Couple interesting news reports out today dealing with healthy kids and healthy schools.

First, let’s talk about an age-old favorite: tag.

Researchers from Children’s Hospital Boston’s Clinical Research Program and University of Massachusetts Amherst are collecting data on popular playground games to see which ones appeal to kids – and burn the fat. Not all games do both. Kickball, for instance, always ranks as a recess favorite but involves lots of standing around.

To get their results, researchers organized games for children in a recess-like setting and monitored their energy expenditure with equipment that read their metabolic levels and oxygen consumption as they played. Once their physical activity levels had been recorded the children ranked how fun the game was using a visual scale based on happy, sad or neutral face cards.

The games that used the most energy and had high fun ratings were tag-based, had few rules and didn’t require a specific skill set or much strategy, according to a Children’s Hospital Boston blog post on the study. According to the team’s research, the four most popular games that also required sufficient energy expenditure were: Stop and Go, Pirate’s Treasure, Dragon’s Tail and Capture the Flag. For a complete list of games tested, their rules and information on their equipment needs, please click here: Games.
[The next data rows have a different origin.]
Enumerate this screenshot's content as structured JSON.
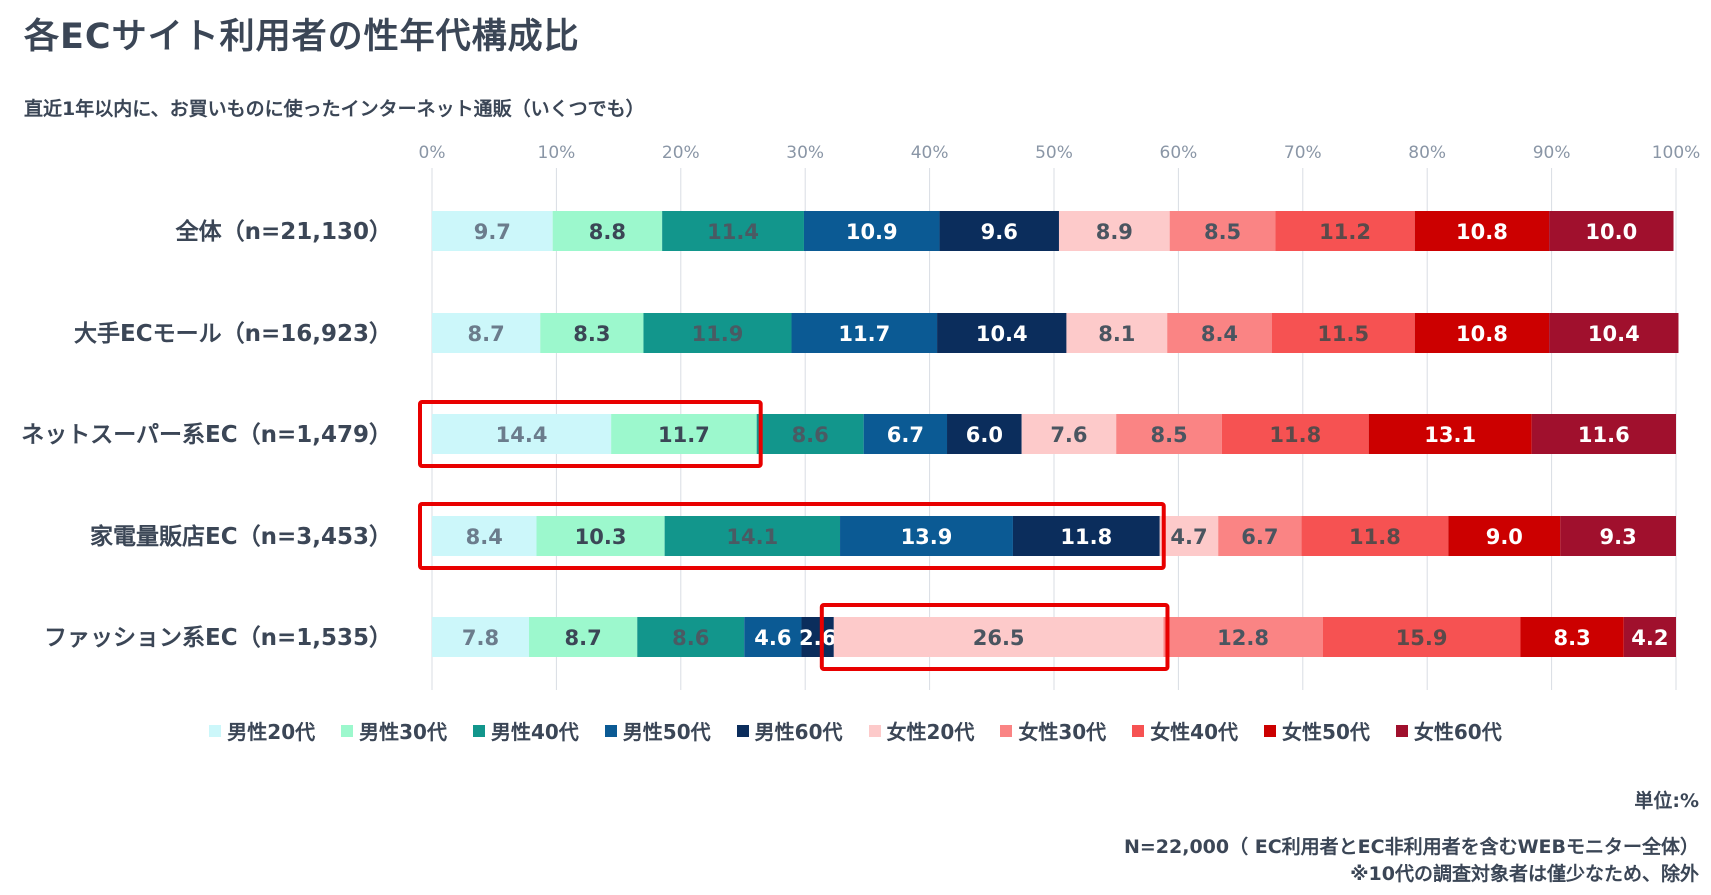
{
  "title": "各ECサイト利用者の性年代構成比",
  "subtitle": "直近1年以内に、お買いものに使ったインターネット通販（いくつでも）",
  "unit_note": "単位:%",
  "footnote_sample": "N=22,000（ EC利用者とEC非利用者を含むWEBモニター全体）",
  "footnote_exclusion": "※10代の調査対象者は僅少なため、除外",
  "chart_data": {
    "type": "bar",
    "orientation": "horizontal",
    "stacked": "percent",
    "xlim": [
      0,
      100
    ],
    "x_ticks": [
      "0%",
      "10%",
      "20%",
      "30%",
      "40%",
      "50%",
      "60%",
      "70%",
      "80%",
      "90%",
      "100%"
    ],
    "grid": true,
    "legend_position": "bottom",
    "categories": [
      "全体（n=21,130）",
      "大手ECモール（n=16,923）",
      "ネットスーパー系EC（n=1,479）",
      "家電量販店EC（n=3,453）",
      "ファッション系EC（n=1,535）"
    ],
    "series": [
      {
        "name": "男性20代",
        "color": "#ccf7fa",
        "label_color": "#6b7c8c",
        "values": [
          9.7,
          8.7,
          14.4,
          8.4,
          7.8
        ]
      },
      {
        "name": "男性30代",
        "color": "#9cf8cd",
        "label_color": "#3b4656",
        "values": [
          8.8,
          8.3,
          11.7,
          10.3,
          8.7
        ]
      },
      {
        "name": "男性40代",
        "color": "#12968c",
        "label_color": "#4a5a63",
        "values": [
          11.4,
          11.9,
          8.6,
          14.1,
          8.6
        ]
      },
      {
        "name": "男性50代",
        "color": "#0b5a94",
        "label_color": "#ffffff",
        "values": [
          10.9,
          11.7,
          6.7,
          13.9,
          4.6
        ]
      },
      {
        "name": "男性60代",
        "color": "#0b2d5c",
        "label_color": "#ffffff",
        "values": [
          9.6,
          10.4,
          6.0,
          11.8,
          2.6
        ]
      },
      {
        "name": "女性20代",
        "color": "#fdcaca",
        "label_color": "#4a5560",
        "values": [
          8.9,
          8.1,
          7.6,
          4.7,
          26.5
        ]
      },
      {
        "name": "女性30代",
        "color": "#fa8484",
        "label_color": "#4a5560",
        "values": [
          8.5,
          8.4,
          8.5,
          6.7,
          12.8
        ]
      },
      {
        "name": "女性40代",
        "color": "#f65252",
        "label_color": "#5a4a4a",
        "values": [
          11.2,
          11.5,
          11.8,
          11.8,
          15.9
        ]
      },
      {
        "name": "女性50代",
        "color": "#cc0000",
        "label_color": "#ffffff",
        "values": [
          10.8,
          10.8,
          13.1,
          9.0,
          8.3
        ]
      },
      {
        "name": "女性60代",
        "color": "#a0102d",
        "label_color": "#ffffff",
        "values": [
          10.0,
          10.4,
          11.6,
          9.3,
          4.2
        ]
      }
    ],
    "highlight_color": "#e80000",
    "highlights": [
      {
        "row": 2,
        "from_series": 0,
        "to_series": 1
      },
      {
        "row": 3,
        "from_series": 0,
        "to_series": 4
      },
      {
        "row": 4,
        "from_series": 5,
        "to_series": 5
      }
    ]
  }
}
And, to understand the challenges facing parents and school leaders who want healthier food choices for kids at school, see this comprehensive CNN story and accompanying video, which is tied to the National School Lunch Program and Congress’ pending approval of a revised budget. According to CNN, the Obama administration asked for more than $10 billion to improve the program over 10 years. The current bill cuts that money in half. If the bill passes, districts will get about a 6-cent increase per child. Currently, schools in high-expense cities such as San Francisco get $2.74 a meal per child.

And consider these facts outlined in the CNN story:

  • The No. 1 meal served to children in U.S. schools is chicken fingers and French fries.
  • Processed food is much cheaper to serve than fresh produce.
  • A 2009 study published in the Journal of the American Dietetic Association found that 94 percent of school lunches failed to meet the U.S. Agriculture Department’s regulatory standards. None of the schools met the sodium benchmark, based on the 2005 dietary guidelines.
  • One in five schools served lunches that met the total fat standard.
  • A 2009 study that looked at children who participated in the National School Lunch Program found they were more likely to gain weight than other children.